O índice deixa claro que o número de páginas dos elementos, digamos, pretextuais dos Protocolos é um montante considerável, ainda mais se for percebido que cada página do texto propriamente dito foi anotada e comentada, com notas longas, o que se poderia dizer que tais elementos somam aproximadamente metade do livro todo. O índice mostra ainda que os dois capítulos iniciais são de dois proeminentes investigadores estrangeiros: Roger Lambelin

104 foi o responsável pela versão dos Protocolos em língua francesa, produtor justamente da versão traduzida por Barroso; W. Creutz foi o responsável por convencer os integrantes da internacional dos antissemitas217 de que os Protocolos eram autênticos e por articular essa preocupação com autenticidade com o Terceiro Reich. A escolha por esses intelectuais e a inserção deles nessa edição dos Protocolos mostra como Barroso se sentia enquanto pertencente a esse grupo da internacional antissemita e como procurava, por meio desses recursos, flexionar a sua autoria para a escala internacional. Podemos também observar que da mesma forma que ocorre na capa, no índice as sessões são organizadas para que o nome “Gustavo Barroso” ganhe centralidade na visualização do livro, uma vez que ele ocupa a terceira das seis sessões (estamos considerando o apêndice como uma sessão extra).
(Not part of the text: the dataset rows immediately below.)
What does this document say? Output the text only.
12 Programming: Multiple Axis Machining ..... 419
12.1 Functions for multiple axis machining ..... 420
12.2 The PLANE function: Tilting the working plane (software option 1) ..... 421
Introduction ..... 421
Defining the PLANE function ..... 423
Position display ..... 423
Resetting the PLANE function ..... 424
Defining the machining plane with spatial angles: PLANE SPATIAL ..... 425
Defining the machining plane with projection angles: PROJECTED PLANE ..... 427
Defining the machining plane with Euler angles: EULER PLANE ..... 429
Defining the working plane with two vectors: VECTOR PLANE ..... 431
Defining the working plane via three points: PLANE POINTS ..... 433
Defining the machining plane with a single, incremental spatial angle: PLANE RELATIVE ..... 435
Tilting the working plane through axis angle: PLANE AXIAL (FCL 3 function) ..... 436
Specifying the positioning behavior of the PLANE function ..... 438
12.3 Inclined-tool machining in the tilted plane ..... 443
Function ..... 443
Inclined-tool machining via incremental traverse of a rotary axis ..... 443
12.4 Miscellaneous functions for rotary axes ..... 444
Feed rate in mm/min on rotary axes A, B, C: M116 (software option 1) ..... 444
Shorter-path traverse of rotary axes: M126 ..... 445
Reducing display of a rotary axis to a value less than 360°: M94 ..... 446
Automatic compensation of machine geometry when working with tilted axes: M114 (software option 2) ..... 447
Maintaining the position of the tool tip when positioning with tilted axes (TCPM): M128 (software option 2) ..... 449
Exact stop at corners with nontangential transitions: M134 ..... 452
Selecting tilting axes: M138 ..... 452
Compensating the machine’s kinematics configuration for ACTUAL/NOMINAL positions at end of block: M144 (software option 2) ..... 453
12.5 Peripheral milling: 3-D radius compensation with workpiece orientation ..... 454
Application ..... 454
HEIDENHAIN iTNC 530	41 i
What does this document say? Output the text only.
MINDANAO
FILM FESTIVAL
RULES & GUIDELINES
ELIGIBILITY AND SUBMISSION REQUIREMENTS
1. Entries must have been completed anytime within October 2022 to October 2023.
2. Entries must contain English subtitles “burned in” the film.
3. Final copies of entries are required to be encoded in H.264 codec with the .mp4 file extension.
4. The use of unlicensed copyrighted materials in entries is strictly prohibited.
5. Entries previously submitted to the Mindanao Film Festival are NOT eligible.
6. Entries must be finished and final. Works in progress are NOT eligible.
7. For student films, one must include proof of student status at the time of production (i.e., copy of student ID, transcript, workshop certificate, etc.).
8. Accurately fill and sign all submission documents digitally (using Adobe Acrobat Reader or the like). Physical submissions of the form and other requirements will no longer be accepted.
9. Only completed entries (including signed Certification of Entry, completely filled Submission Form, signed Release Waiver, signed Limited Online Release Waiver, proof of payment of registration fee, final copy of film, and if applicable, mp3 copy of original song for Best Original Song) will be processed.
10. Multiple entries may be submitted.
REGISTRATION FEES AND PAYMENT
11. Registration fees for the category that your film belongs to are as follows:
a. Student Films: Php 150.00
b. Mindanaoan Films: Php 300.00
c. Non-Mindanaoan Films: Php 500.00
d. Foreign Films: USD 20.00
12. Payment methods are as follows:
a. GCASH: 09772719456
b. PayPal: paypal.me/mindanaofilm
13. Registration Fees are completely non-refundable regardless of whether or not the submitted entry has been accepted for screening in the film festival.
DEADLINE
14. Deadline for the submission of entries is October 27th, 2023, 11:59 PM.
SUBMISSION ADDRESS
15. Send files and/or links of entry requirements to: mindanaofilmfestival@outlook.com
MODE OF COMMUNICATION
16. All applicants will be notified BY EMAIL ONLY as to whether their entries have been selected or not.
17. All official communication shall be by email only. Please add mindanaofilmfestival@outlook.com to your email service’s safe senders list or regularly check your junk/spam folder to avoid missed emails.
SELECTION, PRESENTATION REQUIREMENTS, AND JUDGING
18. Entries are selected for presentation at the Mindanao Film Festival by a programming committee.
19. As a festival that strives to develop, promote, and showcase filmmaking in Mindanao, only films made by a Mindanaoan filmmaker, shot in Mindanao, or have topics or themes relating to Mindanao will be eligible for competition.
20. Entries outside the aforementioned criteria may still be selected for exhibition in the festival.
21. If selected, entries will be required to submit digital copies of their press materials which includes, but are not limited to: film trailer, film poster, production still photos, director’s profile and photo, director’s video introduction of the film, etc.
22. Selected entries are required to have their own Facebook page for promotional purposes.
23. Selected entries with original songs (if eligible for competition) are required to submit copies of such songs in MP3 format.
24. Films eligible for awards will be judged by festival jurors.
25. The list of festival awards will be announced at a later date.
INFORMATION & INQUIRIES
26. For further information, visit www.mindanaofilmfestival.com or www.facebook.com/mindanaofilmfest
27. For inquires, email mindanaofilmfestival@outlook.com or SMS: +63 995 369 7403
O índice pressupõe o jogo entre as diversas escalas espaciais (a internacional, a nacional e a local) e chama a atenção para o convencimento de que os Protocolos constituem um documento autêntico, cujas ações descritas e o projeto representado são reais e estão em curso; bem como chama a atenção para a importância de, nesse processo de convencimento da autenticação, o leitor se informar por meio dos próprios autores judeus.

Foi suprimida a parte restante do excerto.